The problem states: Use elimination to find the determinant of the matrix $$ \left[ \begin{matrix}{} 1&1/2&0&0\\ 0&4&4&8\\ -2&2&3&0\\ 0&0&1&-5\\ \end{matrix} \right] $$
So am I supposed to use elimination, get it to a triangular form and multiply the numbers on the diagonal? If so, which row operations do I use for accomplishing that? Thank you in advance! (EDIT) After elimination the upper triangular matrix I get is: $$ \left[ \begin{matrix}{} 1&1/2&0&0\\ 0&4&4&8\\ 0&0&1&-5\\ 0&0&0&-6\\ \end{matrix} \right] $$ However, the determinant of this is -24 and the answer that I am supposed to get is 24 (found out via calculator), or so I think.
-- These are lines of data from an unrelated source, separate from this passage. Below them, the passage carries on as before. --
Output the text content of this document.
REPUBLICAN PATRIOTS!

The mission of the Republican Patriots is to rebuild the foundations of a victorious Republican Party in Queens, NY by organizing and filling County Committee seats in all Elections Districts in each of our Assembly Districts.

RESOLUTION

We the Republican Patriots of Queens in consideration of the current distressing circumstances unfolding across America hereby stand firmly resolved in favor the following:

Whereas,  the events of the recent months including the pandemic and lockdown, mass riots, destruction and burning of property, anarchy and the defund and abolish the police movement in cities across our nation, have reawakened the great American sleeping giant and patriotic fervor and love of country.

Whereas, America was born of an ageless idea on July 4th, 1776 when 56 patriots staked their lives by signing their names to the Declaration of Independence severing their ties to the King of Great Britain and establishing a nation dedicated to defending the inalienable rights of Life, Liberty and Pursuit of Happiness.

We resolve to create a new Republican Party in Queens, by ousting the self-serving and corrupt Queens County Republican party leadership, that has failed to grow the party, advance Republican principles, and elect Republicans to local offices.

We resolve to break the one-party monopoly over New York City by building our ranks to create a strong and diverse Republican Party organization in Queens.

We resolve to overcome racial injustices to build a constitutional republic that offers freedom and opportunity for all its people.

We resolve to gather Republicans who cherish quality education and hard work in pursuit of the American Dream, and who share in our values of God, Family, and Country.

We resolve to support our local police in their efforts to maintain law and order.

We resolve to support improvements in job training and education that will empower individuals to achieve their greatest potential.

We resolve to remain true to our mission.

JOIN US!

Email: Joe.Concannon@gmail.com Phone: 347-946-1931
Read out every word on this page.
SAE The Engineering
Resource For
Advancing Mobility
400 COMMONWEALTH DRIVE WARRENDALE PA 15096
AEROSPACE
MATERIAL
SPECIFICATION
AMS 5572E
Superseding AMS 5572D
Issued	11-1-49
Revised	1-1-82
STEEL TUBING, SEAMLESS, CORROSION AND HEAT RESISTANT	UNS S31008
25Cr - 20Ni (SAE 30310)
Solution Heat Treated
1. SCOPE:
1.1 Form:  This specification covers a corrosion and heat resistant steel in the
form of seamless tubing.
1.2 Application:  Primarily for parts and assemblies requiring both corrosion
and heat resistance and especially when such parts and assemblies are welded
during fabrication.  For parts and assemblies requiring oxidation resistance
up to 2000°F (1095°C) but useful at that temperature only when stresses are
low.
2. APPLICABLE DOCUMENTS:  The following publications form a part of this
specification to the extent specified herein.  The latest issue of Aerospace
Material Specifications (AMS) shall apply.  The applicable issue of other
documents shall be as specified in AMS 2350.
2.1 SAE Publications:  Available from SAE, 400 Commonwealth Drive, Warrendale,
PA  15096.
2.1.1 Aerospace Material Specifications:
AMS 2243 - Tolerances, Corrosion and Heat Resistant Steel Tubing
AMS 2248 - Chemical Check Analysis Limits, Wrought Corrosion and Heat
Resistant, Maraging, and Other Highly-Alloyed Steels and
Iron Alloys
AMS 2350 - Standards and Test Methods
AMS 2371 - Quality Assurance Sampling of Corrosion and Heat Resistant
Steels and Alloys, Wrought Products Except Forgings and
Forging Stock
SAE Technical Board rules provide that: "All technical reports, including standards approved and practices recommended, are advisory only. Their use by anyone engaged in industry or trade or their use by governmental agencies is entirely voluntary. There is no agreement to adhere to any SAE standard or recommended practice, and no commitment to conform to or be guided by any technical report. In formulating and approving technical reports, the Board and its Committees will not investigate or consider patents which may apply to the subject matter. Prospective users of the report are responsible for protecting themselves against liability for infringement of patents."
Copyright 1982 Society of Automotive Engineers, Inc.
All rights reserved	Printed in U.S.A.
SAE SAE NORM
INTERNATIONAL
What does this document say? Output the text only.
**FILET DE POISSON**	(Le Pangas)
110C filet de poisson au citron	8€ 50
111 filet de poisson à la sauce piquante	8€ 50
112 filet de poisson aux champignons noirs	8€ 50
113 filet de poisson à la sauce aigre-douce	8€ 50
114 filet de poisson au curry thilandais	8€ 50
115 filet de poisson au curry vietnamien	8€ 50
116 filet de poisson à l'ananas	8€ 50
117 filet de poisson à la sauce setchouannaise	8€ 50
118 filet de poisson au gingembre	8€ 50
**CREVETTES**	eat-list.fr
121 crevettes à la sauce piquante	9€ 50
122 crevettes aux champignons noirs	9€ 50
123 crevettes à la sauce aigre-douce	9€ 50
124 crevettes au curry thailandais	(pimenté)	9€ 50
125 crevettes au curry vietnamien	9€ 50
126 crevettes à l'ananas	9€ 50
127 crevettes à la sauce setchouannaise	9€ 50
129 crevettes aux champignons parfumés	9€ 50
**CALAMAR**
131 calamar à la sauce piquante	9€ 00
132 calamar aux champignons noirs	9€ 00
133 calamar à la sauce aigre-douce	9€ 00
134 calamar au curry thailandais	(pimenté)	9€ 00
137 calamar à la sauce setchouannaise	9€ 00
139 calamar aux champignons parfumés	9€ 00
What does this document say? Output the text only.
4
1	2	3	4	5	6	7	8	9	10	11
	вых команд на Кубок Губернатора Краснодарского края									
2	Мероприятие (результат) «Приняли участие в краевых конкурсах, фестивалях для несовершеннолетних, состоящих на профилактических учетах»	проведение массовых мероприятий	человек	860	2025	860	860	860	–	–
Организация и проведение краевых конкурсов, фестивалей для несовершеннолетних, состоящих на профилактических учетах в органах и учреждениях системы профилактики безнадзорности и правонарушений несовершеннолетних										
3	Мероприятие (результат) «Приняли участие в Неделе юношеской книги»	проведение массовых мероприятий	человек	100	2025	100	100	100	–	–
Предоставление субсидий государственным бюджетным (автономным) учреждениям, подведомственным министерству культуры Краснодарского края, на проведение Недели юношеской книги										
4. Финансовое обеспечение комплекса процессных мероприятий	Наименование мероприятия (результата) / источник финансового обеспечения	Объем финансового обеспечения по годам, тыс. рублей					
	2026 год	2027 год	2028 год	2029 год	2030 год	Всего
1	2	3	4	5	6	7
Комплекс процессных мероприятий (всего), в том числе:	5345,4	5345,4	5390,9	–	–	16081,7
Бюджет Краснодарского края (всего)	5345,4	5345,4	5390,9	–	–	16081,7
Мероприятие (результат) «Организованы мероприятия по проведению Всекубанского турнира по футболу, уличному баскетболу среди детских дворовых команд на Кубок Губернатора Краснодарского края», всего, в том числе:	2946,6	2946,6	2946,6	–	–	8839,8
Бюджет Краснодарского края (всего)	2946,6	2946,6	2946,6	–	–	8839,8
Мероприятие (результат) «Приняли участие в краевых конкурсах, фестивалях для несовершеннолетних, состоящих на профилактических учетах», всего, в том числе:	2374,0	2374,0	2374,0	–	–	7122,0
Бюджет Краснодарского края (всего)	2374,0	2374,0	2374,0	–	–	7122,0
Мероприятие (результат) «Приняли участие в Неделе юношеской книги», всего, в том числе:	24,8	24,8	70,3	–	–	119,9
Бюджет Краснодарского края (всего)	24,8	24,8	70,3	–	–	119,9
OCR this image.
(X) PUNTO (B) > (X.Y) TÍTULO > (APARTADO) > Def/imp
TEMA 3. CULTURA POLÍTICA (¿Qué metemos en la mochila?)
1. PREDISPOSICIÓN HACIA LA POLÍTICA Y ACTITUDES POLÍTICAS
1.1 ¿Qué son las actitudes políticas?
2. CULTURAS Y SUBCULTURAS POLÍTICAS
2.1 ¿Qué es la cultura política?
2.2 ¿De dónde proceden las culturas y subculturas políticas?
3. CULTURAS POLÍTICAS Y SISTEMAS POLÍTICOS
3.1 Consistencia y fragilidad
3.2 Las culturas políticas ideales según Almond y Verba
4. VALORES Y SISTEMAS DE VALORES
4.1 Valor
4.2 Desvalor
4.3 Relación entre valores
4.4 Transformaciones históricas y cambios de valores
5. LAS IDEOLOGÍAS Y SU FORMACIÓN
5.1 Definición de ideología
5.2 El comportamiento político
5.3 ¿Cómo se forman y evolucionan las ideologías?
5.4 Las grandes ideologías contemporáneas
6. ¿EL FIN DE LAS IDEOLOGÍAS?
Am I doing this right?
Yes, it's $24$.
$$ \begin{bmatrix}{} 1&1/2&0&0\\ 0&4&4&8\\ -2&2&3&0\\ 0&0&1&-5\\ \end{bmatrix} = \begin{bmatrix}{} 1&1/2&0&0\\ 0&4&4&8\\ 0&3&3&0\\ 0&0&1&-5\\ \end{bmatrix}= \begin{bmatrix}{} 1&1/2&0&0\\ 0&4&4&8\\ 0&0&0&-6\\ 0&0&1&-5\\ \end{bmatrix}=\begin{bmatrix}{} 1&1/2&0&0\\ 0&4&4&8\\ 0&0&1&-11\\ 0&0&1&-5\\ \end{bmatrix}=\begin{bmatrix}{} 1&1/2&0&0\\ 0&4&4&8\\ 0&0&1&-11\\ 0&0&0&6\\ \end{bmatrix}.$$
Alternatively, when you get to $$ \begin{bmatrix}{} 1&1/2&0&0\\ 0&4&4&8\\ 0&0&0&-6\\ 0&0&1&-5\\ \end{bmatrix}, $$ swap the two last lines, but take note of a change of sign.